I talked to every pimp, pusher and joy toy that could walk straight. Came up with nothing. I even talked to Wakako. I 'THINK' she laughed at me. Seems like I'm throwing scop noodles at the wall to see what sticks. Truth is I'm just prolonging the inevitable. The last stone I have to flip has me questioning what is more disturbing, the thought that sends chills up my forearms or how that's even possible when they're made of chrome. I have to talk to Fingers.
The sleazeball sitting on the stoop by the entrance was about one syllable into charging me an entrance fee when he recognized my face and fucked off with the quickness. The knot in my stomach grew tighter with every step of those decrepit stairs. I never thought I could actually 'ascend' to hell.
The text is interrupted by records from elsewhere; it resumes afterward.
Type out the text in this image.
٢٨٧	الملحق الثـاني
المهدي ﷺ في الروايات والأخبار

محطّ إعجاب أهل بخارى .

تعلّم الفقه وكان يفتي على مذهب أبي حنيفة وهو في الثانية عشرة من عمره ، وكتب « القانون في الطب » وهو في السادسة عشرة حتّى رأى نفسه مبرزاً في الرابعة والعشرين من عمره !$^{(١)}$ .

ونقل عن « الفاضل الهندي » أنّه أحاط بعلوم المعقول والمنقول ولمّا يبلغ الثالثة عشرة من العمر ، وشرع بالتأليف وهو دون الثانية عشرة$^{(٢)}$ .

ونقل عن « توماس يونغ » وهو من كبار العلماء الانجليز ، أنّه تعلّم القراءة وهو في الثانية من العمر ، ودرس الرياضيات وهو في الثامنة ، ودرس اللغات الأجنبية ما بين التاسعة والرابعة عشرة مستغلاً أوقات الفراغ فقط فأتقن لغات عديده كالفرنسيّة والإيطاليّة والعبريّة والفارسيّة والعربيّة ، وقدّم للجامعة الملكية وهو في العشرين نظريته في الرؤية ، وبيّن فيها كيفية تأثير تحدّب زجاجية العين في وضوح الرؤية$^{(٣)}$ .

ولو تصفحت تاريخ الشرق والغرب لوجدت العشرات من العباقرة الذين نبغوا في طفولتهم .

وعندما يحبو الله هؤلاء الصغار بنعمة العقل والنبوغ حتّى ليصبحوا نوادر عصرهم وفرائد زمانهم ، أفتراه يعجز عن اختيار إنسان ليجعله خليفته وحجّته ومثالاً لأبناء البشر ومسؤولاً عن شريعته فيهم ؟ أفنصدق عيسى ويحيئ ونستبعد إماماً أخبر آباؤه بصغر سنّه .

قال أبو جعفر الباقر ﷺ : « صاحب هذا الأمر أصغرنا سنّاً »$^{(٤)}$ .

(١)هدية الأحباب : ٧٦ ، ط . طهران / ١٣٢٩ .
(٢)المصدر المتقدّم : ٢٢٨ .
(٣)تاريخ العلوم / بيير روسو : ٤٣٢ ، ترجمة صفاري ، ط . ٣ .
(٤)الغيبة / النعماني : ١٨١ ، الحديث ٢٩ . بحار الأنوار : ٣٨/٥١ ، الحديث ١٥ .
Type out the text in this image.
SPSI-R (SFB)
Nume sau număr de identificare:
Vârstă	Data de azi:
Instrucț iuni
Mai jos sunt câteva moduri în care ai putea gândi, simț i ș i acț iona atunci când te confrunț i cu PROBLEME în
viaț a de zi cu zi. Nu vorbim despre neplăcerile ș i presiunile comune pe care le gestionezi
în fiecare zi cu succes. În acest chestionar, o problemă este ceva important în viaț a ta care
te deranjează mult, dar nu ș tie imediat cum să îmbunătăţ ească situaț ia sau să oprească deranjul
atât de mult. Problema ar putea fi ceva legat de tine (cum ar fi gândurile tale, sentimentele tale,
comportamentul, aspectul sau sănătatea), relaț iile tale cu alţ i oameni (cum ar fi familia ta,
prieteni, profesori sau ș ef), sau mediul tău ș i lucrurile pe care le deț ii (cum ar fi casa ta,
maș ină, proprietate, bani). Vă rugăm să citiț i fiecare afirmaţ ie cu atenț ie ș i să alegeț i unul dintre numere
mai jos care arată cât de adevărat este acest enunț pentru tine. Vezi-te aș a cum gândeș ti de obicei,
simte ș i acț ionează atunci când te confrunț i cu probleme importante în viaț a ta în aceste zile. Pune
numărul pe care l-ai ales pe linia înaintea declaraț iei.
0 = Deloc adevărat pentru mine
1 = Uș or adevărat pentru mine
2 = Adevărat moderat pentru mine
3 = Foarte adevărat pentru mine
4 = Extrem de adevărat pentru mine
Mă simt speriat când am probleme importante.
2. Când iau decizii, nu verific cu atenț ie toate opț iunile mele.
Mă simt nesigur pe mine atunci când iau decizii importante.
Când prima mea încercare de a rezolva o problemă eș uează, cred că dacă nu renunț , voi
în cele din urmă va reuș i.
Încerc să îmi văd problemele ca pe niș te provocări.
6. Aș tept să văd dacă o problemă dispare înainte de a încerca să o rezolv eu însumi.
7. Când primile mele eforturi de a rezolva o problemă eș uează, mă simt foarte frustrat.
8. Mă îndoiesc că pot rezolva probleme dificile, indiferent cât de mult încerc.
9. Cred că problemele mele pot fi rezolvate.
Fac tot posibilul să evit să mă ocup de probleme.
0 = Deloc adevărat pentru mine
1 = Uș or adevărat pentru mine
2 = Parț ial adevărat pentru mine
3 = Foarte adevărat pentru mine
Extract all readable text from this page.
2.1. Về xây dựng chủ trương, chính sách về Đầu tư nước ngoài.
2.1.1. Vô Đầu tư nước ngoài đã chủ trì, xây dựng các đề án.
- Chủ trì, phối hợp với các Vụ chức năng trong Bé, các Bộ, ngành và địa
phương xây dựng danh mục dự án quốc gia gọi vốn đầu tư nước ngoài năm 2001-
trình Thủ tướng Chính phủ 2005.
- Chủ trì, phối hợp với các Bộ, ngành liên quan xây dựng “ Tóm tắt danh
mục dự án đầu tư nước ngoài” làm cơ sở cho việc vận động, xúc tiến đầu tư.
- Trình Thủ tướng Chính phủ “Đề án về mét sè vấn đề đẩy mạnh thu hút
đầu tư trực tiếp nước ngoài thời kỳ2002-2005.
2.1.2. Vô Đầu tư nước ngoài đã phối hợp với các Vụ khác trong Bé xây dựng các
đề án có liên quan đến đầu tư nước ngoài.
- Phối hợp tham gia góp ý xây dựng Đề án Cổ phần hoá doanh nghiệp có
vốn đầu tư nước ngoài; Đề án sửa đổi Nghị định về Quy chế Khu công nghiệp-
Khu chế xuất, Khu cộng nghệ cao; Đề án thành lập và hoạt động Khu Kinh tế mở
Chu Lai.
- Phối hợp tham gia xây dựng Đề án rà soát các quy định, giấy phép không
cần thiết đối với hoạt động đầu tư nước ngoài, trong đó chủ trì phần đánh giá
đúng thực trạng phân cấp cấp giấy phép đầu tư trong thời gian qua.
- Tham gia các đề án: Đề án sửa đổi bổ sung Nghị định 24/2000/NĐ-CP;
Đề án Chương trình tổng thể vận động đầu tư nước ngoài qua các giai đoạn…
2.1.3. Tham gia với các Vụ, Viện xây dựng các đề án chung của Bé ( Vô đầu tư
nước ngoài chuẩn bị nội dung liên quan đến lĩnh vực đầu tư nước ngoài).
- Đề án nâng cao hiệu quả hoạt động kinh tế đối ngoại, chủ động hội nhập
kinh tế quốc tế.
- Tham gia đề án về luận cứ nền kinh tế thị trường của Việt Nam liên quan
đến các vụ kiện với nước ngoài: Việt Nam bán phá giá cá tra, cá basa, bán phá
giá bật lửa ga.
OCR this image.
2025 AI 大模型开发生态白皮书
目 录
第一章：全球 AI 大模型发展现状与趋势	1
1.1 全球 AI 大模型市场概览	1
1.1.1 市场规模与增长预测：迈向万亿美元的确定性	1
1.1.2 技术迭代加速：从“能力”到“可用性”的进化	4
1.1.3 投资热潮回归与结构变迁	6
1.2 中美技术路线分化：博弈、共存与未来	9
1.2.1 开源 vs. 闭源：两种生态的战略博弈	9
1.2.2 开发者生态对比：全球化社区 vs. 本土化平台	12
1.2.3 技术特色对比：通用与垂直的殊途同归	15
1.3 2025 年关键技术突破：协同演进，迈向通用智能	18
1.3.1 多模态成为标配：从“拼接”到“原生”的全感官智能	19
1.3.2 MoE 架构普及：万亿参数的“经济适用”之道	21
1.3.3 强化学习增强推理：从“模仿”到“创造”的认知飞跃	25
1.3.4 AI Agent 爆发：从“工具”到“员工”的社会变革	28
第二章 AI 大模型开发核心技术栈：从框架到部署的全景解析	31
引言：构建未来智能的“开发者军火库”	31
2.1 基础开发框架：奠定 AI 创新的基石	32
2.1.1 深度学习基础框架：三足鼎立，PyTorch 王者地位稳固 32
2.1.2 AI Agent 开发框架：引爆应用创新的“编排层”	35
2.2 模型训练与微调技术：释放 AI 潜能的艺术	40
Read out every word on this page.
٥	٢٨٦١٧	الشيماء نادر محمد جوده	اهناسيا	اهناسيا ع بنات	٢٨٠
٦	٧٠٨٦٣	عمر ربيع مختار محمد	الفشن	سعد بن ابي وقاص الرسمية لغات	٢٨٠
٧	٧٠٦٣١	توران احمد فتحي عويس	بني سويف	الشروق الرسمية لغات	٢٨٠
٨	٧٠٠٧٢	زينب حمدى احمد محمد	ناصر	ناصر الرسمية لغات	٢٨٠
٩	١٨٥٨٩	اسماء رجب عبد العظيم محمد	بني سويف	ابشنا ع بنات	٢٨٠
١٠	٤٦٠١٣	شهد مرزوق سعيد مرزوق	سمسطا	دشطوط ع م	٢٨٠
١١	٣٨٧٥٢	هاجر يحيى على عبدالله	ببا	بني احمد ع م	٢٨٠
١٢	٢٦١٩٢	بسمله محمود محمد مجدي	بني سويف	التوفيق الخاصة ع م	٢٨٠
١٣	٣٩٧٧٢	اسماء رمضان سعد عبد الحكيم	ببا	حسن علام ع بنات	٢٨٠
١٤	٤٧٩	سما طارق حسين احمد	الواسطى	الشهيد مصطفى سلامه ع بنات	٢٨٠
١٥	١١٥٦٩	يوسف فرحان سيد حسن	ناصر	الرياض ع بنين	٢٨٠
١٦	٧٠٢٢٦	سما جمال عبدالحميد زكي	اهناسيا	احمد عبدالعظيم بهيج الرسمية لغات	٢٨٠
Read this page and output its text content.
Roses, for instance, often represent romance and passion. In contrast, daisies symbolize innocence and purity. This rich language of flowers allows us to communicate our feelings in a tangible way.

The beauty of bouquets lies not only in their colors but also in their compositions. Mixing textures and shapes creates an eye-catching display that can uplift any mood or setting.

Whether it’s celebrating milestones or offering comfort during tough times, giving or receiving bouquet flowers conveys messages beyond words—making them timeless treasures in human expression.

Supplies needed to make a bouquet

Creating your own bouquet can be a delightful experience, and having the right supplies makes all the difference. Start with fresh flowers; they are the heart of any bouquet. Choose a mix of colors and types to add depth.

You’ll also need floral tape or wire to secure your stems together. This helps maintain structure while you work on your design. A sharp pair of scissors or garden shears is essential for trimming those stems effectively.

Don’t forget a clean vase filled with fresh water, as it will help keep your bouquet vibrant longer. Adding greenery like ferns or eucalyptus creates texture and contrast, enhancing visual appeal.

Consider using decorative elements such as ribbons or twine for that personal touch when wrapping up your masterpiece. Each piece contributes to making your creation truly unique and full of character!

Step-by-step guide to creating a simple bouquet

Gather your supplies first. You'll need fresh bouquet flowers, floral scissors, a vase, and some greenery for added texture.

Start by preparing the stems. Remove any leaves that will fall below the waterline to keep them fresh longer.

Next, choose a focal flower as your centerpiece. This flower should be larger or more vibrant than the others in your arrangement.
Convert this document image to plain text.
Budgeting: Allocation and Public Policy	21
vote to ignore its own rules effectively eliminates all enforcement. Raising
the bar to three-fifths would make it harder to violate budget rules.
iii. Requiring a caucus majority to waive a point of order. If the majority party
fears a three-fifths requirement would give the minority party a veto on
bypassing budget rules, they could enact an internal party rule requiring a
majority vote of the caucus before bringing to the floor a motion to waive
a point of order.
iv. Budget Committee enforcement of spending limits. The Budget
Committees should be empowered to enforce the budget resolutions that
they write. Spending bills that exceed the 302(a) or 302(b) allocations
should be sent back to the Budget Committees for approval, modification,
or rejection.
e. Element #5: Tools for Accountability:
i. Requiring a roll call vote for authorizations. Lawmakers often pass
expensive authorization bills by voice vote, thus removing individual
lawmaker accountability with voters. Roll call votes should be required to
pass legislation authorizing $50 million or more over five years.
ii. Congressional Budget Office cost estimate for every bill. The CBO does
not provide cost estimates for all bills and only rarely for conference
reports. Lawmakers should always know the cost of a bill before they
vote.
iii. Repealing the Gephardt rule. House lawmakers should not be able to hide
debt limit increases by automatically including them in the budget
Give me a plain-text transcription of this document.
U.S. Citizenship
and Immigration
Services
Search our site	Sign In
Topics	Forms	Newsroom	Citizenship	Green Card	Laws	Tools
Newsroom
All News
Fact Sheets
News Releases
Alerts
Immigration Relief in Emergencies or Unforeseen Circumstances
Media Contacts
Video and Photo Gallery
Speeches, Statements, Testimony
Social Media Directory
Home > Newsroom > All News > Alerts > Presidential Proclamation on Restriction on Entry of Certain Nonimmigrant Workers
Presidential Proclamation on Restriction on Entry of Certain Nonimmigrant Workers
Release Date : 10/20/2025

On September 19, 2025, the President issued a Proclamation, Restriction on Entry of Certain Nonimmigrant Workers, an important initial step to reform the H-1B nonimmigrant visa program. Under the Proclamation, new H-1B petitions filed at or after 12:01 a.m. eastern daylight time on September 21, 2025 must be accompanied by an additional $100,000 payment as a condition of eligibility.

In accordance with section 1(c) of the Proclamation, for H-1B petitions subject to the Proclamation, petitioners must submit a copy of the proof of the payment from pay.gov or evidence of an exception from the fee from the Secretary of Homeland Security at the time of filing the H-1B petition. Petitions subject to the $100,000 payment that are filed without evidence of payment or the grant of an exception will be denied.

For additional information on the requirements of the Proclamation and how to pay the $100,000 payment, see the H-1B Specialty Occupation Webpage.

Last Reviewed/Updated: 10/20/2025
Last time I was here with Judy I should've broke his jaw but epic grade fortified ankles are expensive and hard to find. I muscled my way through the four joy toys that were waiting to get torn apart and then I ripped open the door to his lab. "I got questions, Fingers." I wasted no time. The sooner I leave the better.
"I remember you." His tacky little mustache curled upwards. "You come alone this time or did you have the decency to leash your little lap dog to the front steps." The smooth saxophones that have been playing in my mind turned to screeching violins. CRASH! I threw him against his fridge knocking it over and out poured a various assortment of his inventory. Blood and chrome. The site alone would've made Adam Smasher's "Mr. Stud" grow two sizes that day. "Unlicensed BDs! What do you know?!"
About 10 minutes later I was reunited with the stench of Jig Jig Street. Despite the ass whooping I delivered I got nothing out of Fingers, at least nothing I wasn't already aware of. If I had to hear him utter the words "that's all I know" one more time…. He should be counting his blessings that Sir John Phallustiff is non-lethal. I even recall the relic malfunctioning. I guess a certain Rockerboy was cheering me on. Oh well. Fuck it. Hover legs are overrated anyway.
I hit Rita on the holo to give her a status report. "V! You find my scroll?" Something in the background caught my ear. "Are you listening to US Cracks?" A femme fatale like her never struck me as a J-Pop fan. "Huh?" She responded with a shake in her voice. "No! The,fuckin radio's broken. What's the detes on my shit?" "Look Rita." I said "I'm gonna need more specifics about this BD. You got any idea how many black market scrolls are floating around? If you can give me any detes I'd at least know where to start." I could feel the heat coming out of the holo. " Look V. If you find the scroll, you get the spec. If you can't then you fuckin can't. I gotta go." Ugh! I need a drink.